The problem, of course, is exactly what Eric points out in that final couple of sentences. Using the best of equipment in controlled environments, scientists have not come even close to creating a single living cell. If it cannot be done in a specialized, controlled environment, how exactly does it happen naturally in a harsh environment? To say that life will "emerge whenever there's an opportunity" as does Dr. Allwood is simply the Star Trek Vision without any scientific basis establishing that life can "emerge" using purely naturalistic processes at all. Moreover, just because life exists on Earth does not mean that it emerged using only naturalistic processes unless you confine your thinking to the limited Carl Sagan viewpoint that the universe is all that is, all that was and all that ever will be. Isn't it possible that, given what we already know about life being very, very, very difficult to create in a controlled laboratory environment, scientists will never find a naturalistic means by which life arose?

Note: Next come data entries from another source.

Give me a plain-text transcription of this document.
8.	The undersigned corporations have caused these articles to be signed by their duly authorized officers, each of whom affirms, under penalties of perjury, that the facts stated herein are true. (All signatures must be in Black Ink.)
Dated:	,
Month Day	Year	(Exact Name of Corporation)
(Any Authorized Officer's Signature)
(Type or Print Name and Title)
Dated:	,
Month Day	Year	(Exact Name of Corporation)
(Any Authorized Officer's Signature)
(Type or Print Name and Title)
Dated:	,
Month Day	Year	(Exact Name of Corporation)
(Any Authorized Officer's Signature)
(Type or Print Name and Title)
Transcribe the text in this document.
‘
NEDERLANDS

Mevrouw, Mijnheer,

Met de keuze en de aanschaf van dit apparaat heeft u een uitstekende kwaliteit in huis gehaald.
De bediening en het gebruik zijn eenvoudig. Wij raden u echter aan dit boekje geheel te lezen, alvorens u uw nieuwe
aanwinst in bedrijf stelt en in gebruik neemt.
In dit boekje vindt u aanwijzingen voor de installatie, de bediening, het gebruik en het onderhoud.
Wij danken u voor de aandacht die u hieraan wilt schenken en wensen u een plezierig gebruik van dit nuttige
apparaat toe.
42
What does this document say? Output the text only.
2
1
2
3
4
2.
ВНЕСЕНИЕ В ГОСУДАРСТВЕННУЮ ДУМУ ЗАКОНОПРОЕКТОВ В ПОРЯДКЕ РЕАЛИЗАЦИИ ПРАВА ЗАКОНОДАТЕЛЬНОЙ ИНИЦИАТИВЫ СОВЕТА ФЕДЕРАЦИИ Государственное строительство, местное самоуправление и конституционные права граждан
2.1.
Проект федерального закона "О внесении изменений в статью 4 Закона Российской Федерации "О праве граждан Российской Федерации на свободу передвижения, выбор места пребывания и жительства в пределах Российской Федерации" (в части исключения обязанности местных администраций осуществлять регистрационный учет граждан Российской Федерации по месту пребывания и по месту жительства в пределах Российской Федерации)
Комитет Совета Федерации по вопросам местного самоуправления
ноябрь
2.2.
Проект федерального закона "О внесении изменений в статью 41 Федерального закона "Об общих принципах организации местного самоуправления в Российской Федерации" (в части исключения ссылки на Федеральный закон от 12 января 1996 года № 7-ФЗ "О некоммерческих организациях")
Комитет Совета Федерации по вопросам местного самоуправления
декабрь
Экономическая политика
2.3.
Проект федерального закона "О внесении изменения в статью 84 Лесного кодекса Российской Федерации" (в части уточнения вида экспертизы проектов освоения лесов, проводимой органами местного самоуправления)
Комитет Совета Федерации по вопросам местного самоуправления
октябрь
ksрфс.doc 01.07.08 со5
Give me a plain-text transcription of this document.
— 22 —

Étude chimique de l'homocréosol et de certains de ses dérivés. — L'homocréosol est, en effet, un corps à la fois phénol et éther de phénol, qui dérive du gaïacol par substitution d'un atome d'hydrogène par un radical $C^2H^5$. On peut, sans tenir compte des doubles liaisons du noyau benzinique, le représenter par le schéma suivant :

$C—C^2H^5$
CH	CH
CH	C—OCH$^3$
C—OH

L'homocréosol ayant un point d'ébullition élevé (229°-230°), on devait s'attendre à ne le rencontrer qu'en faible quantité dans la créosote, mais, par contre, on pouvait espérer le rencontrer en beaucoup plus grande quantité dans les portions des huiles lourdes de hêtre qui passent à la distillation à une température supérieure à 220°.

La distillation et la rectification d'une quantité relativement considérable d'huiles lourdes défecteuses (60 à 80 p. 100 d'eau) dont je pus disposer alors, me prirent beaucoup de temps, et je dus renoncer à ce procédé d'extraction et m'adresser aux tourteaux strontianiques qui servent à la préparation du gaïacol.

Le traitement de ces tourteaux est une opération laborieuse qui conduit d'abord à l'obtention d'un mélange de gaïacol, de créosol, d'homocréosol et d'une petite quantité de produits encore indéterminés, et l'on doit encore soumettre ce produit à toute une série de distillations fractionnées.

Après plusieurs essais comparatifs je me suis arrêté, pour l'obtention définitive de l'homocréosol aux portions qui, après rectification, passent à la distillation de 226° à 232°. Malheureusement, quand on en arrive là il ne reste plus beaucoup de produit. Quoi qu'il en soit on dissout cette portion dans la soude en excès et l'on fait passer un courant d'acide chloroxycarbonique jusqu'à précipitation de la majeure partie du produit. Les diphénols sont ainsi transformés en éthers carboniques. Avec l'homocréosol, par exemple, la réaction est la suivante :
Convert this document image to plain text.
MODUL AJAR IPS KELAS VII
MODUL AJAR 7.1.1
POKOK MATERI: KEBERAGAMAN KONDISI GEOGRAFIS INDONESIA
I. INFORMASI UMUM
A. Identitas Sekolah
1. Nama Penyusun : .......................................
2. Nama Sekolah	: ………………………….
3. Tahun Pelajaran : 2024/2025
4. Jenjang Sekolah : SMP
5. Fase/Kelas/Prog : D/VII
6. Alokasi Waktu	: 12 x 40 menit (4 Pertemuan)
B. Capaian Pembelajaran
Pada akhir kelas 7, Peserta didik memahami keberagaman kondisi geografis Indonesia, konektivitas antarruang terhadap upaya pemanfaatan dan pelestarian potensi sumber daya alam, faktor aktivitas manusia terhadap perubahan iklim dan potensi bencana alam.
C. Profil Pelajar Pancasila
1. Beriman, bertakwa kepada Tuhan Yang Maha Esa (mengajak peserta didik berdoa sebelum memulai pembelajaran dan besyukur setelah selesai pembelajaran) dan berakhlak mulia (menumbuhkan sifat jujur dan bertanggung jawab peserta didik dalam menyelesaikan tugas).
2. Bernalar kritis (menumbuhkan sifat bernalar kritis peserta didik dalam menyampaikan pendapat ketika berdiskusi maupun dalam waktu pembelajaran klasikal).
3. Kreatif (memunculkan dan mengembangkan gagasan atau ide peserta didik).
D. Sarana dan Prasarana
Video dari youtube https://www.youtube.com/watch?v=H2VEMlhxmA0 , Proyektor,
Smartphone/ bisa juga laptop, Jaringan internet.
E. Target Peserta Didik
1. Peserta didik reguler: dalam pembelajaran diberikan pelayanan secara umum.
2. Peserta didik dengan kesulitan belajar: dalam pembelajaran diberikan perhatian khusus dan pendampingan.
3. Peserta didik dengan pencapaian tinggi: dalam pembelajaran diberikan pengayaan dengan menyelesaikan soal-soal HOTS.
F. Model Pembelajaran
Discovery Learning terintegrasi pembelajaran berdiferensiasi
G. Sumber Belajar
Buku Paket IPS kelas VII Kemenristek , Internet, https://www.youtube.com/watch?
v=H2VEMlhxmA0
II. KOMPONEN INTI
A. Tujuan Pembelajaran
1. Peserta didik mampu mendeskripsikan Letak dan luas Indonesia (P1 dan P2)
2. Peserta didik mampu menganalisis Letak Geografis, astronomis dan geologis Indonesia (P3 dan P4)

By the way, I am not suggesting that we stop looking for a naturalistic process. Like the great Christian scientists of old, I believe that God has put us here, at least in part, to discover and marvel at the works of his mighty hands. If God did it through a naturalistic process, then let's find it and praise God for being so incredibly creative that he could make it work when scientists couldn't figure out even where to start looking. However, if a person tells you that we are really close to knowing how it happened and being able to create life from non-life in a laboratory, just smile, nod your head and ask them if they have seen the latest Star Trek movie. That's what they really believe is true anyway.